Enter the millennials. Millennials and heavy iron are just not compatible. When a millennial’s boomer father suddenly departs this world and leaves his big iron to the care of his millennial son, the trouble begins. If the son can pull his pants up far enough to straddle the motorcycle, he is sure to drop the bike in the garage as he struggles to get his cellphone to his ear. Assuming the bike doesn’t break his leg or pin him between the bike and a shelf full of helmets and riding gear, he is pretty well done. The bike will be sold to an aging boomer at a steep discount. Should the millennial survive the first attempt to straddle the Harley, he will immediately notice the absence of a joystick and touchscreen, thoroughly confusing him as to exactly how the thing works. He will instantly come to the realization that his 10 years in college, pursuing a degree in the Humanities, social Studies or Gender studies have not prepared him for actually operating a wheeled conveyance that is also equipped with a, gasp, clutch and manual transmission. The more adventurous millennial, who actually participates in an exercise related activity beyond clinging to a flag pole, shaking uncontrollably, will retrieve a helmet from the shelf and slip it on. This will end his heavy iron adventure immediately, as the helmet will have tugged at his nose and eyebrow rings, and, again, precluded him from answering his ever present cell phone. It is just as well, as the millennial that survives these initial trials and attempts to ride down the street, under power, will most certainly kill himself when he attempts his first selfie at 30 miles per hour.

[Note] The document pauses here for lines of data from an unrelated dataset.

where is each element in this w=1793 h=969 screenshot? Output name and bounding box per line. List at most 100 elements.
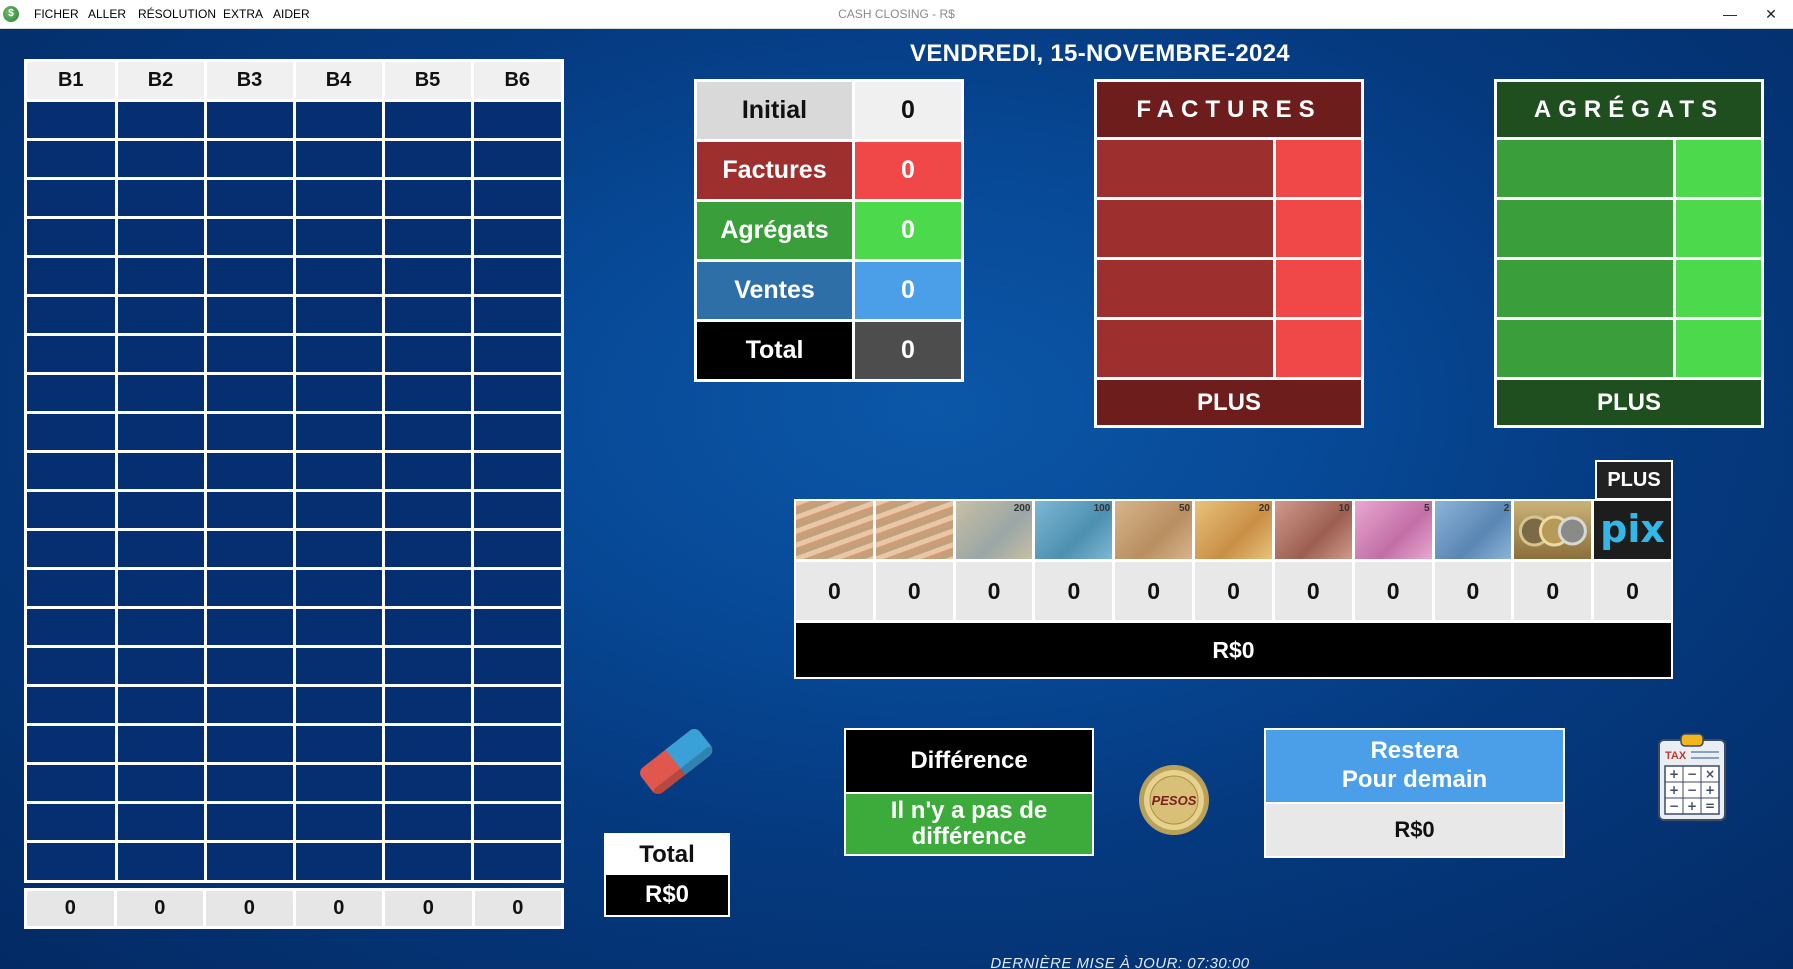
b-grid-cell[interactable] — [472, 217, 561, 258]
b-grid-cell[interactable] — [294, 529, 385, 570]
b-grid-cell[interactable] — [27, 568, 118, 609]
b-grid-cell[interactable] — [116, 490, 207, 531]
b-grid-cell[interactable] — [116, 802, 207, 843]
b-grid-cell[interactable] — [383, 607, 474, 648]
b-grid-cell[interactable] — [472, 529, 561, 570]
b-grid-cell[interactable] — [472, 373, 561, 414]
agregats-name-field[interactable] — [1497, 320, 1673, 377]
b-grid-cell[interactable] — [27, 607, 118, 648]
money-count-field[interactable]: 0 — [1354, 562, 1432, 620]
b-grid-cell[interactable] — [383, 256, 474, 297]
money-count-field[interactable]: 0 — [1115, 562, 1193, 620]
b-grid-cell[interactable] — [27, 373, 118, 414]
b-grid-cell[interactable] — [27, 334, 118, 375]
factures-amount-field[interactable] — [1276, 320, 1361, 377]
b-grid-cell[interactable] — [294, 490, 385, 531]
banknote-100-icon[interactable]: 100 — [1035, 501, 1113, 559]
b-grid-cell[interactable] — [205, 295, 296, 336]
factures-amount-field[interactable] — [1276, 140, 1361, 197]
b-grid-cell[interactable] — [472, 607, 561, 648]
b-grid-cell[interactable] — [27, 412, 118, 453]
b-grid-cell[interactable] — [27, 217, 118, 258]
factures-name-field[interactable] — [1097, 260, 1273, 317]
b-grid-cell[interactable] — [472, 256, 561, 297]
money-count-field[interactable]: 0 — [1434, 562, 1512, 620]
b-grid-cell[interactable] — [472, 646, 561, 687]
b-grid-cell[interactable] — [383, 373, 474, 414]
money-count-field[interactable]: 0 — [1195, 562, 1272, 620]
b-grid-cell[interactable] — [116, 217, 207, 258]
b-grid-cell[interactable] — [205, 685, 296, 726]
b-grid-cell[interactable] — [116, 724, 207, 765]
b-grid-cell[interactable] — [205, 529, 296, 570]
agregats-amount-field[interactable] — [1676, 320, 1761, 377]
b-grid-cell[interactable] — [205, 451, 296, 492]
b-grid-cell[interactable] — [294, 685, 385, 726]
b-grid-cell[interactable] — [27, 646, 118, 687]
b-grid-cell[interactable] — [27, 295, 118, 336]
tax-calculator-icon[interactable]: TAX + − × + − + − + = — [1655, 730, 1735, 826]
b-grid-cell[interactable] — [294, 607, 385, 648]
b-grid-cell[interactable] — [383, 763, 474, 804]
b-grid-cell[interactable] — [383, 100, 474, 141]
menu-aller[interactable]: ALLER — [88, 7, 126, 21]
b-grid-cell[interactable] — [205, 334, 296, 375]
b-grid-cell[interactable] — [472, 724, 561, 765]
b-grid-cell[interactable] — [116, 841, 207, 880]
factures-name-field[interactable] — [1097, 200, 1273, 257]
b-grid-cell[interactable] — [116, 451, 207, 492]
factures-amount-field[interactable] — [1276, 260, 1361, 317]
coins-icon[interactable] — [1514, 501, 1592, 559]
agregats-amount-field[interactable] — [1676, 140, 1761, 197]
money-plus-button[interactable]: PLUS — [1595, 460, 1673, 500]
b-grid-cell[interactable] — [205, 646, 296, 687]
eraser-icon[interactable] — [630, 720, 720, 800]
b-grid-cell[interactable] — [383, 178, 474, 219]
pesos-coin-icon[interactable]: PESOS — [1137, 763, 1211, 837]
money-count-field[interactable]: 0 — [1594, 562, 1671, 620]
b-grid-cell[interactable] — [472, 334, 561, 375]
b-grid-cell[interactable] — [383, 529, 474, 570]
b-grid-cell[interactable] — [294, 412, 385, 453]
b-grid-cell[interactable] — [205, 178, 296, 219]
b-grid-cell[interactable] — [27, 724, 118, 765]
b-grid-cell[interactable] — [27, 763, 118, 804]
b-grid-cell[interactable] — [205, 100, 296, 141]
banknote-5-icon[interactable]: 5 — [1354, 501, 1432, 559]
agregats-name-field[interactable] — [1497, 260, 1673, 317]
b-grid-cell[interactable] — [294, 178, 385, 219]
b-grid-cell[interactable] — [205, 256, 296, 297]
money-count-field[interactable]: 0 — [796, 562, 873, 620]
b-grid-cell[interactable] — [205, 607, 296, 648]
b-grid-cell[interactable] — [383, 685, 474, 726]
b-grid-cell[interactable] — [383, 490, 474, 531]
b-grid-cell[interactable] — [472, 178, 561, 219]
b-grid-cell[interactable] — [294, 568, 385, 609]
b-grid-cell[interactable] — [116, 529, 207, 570]
b-grid-cell[interactable] — [294, 217, 385, 258]
b-grid-cell[interactable] — [472, 568, 561, 609]
menu-ficher[interactable]: FICHER — [34, 7, 79, 21]
agregats-amount-field[interactable] — [1676, 260, 1761, 317]
b-grid-cell[interactable] — [27, 841, 118, 880]
agregats-plus-button[interactable]: PLUS — [1497, 380, 1761, 425]
b-grid-cell[interactable] — [294, 802, 385, 843]
b-grid-cell[interactable] — [294, 295, 385, 336]
b-grid-cell[interactable] — [205, 568, 296, 609]
money-count-field[interactable]: 0 — [875, 562, 953, 620]
menu-aider[interactable]: AIDER — [273, 7, 310, 21]
b-grid-cell[interactable] — [205, 412, 296, 453]
b-grid-cell[interactable] — [383, 139, 474, 180]
b-grid-cell[interactable] — [383, 646, 474, 687]
b-grid-cell[interactable] — [116, 412, 207, 453]
b-grid-cell[interactable] — [383, 724, 474, 765]
menu-extra[interactable]: EXTRA — [223, 7, 263, 21]
b-grid-cell[interactable] — [116, 334, 207, 375]
b-grid-cell[interactable] — [205, 490, 296, 531]
b-grid-cell[interactable] — [294, 724, 385, 765]
factures-name-field[interactable] — [1097, 140, 1273, 197]
b-grid-cell[interactable] — [472, 802, 561, 843]
b-grid-cell[interactable] — [205, 139, 296, 180]
b-grid-cell[interactable] — [116, 256, 207, 297]
b-grid-cell[interactable] — [472, 139, 561, 180]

Harley Davidson has probably not figured these things out and, frankly, I have nothing when it comes to solving their marketing problems. Their strategy is to attract thousands of new riders over the next few years and damn their bad luck in the form of Mr. Trump’s manipulation of the world economy. To this end, they are rolling our their first legitimate electric motorcycle, a “green” machine that will haul butt and appeal, perhaps, to the generations they are losing. It may appeal to the millennials, but has insufficient range for the open road guys that still exist. It may be perfect for the run from the flag pole to the coffee shop or “medical” marijuana dispensary, but has little appeal to the heavy iron guys that I am proud to associate with. The smell of exhaust and the feel of motor oil on our hands while we blast down the highway, destroying what little hearing we have left, is a thrill that will soon be extinct.
Maybe Harley-Davidson should consider a trophy for each millennial, you know, a participation award, to be conveyed at an elaborate ceremony to each millennial who buys a motorcycle, or an ornate bong, lending dignity to the medically necessary doobie…..
….or maybe, just maybe, the millennials are a hell of a lot smarter than we are.